Thanks for editing the draft charter with the suggested edits discussed
earlier.
Paul: how about chairs? Ideally not document authors. Volunteers please
make yourselves known to the ADs.
The RADIUS Extensions Working Group will focus on extensions to the
RADIUS protocol pending approval of the new work from the Area Director
and clarify its usage and definition.
Furthermore, to ensure backward compatibility with existing RADIUS
implementations, as well as compatibility between RADIUS and Diameter,
the following restriction is imposed on extensions considered by the
RADEXT WG:
The WG will review its existing RFCs' document track categories and
where necessary or useful change document tracks, with minor changes in
the documents if needed.
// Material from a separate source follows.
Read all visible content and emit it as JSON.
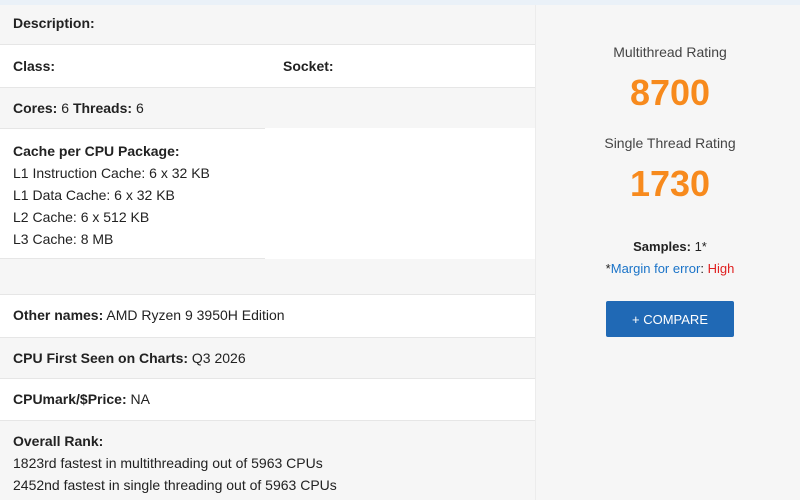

Any changes to document tracks require approval
by the responsible Area Director.
Work Items:
The immediate goals of the RADEXT working group are to address the
following issues:
Deprecating UDP as a transport for RADIUS outside of secure
networks. This work updates RFC 6421.
Moving RFC 6613 (RADIUS/TCP), RFC 6614 (RADIUS/TLS), and RFC 7360
(RADIUS/DTLS) to Standards track. Mandate the use of TLS 1.3. Adding
TLS Server Name Indication to TLS-based transports.
Define best practices for RADIUS roaming, and roaming consoortiums
using based on experience with RADIUS/TLS.
extend the 8-bit RADIUS ID space to allow more than 256 "in flight"
packets across one connection. No changes to packet format are
permitted.
Allow for CoA / Disconnect packets to be sent in "reverse" down a
RADIUS/TLS or RADIUS/DTLS connection. This functionality permits the
forward and reverse path to be identical, and assists with transit
of NATs.
TBD - Add a 64-bit "date" type. The "date" type is a 32-bit unsigned
value, so it has a Y2106 problem, not a Y2038 problem.
Defining a secure variant of RADIUS which does not use deprecated
cryptographic methods such as MD4 and MD5. This variant will be
suitable for use in a FIPS compliant system. The transport will be
required to be TLS or DTLS. The packet format is unchanged from
RADIUS. However, the packets no longer need to be signed. The
attribute format is unchanged from RADIUS. However, attributes such
as User-Password no longer need to be obfuscated, and can be sent
as-is. Attributes which require MD4 or MD5 are forbidden. In short,
"RADIUS without MD4 or MD5".
1) Is the problem statement clear, well-scoped, solvable, and useful to
solve?
2) Is the IETF the right place for such work?
3) Who is willing to review drafts?
4) Who is willing to edit drafts?
5) Should the IETF form a WG with this charter?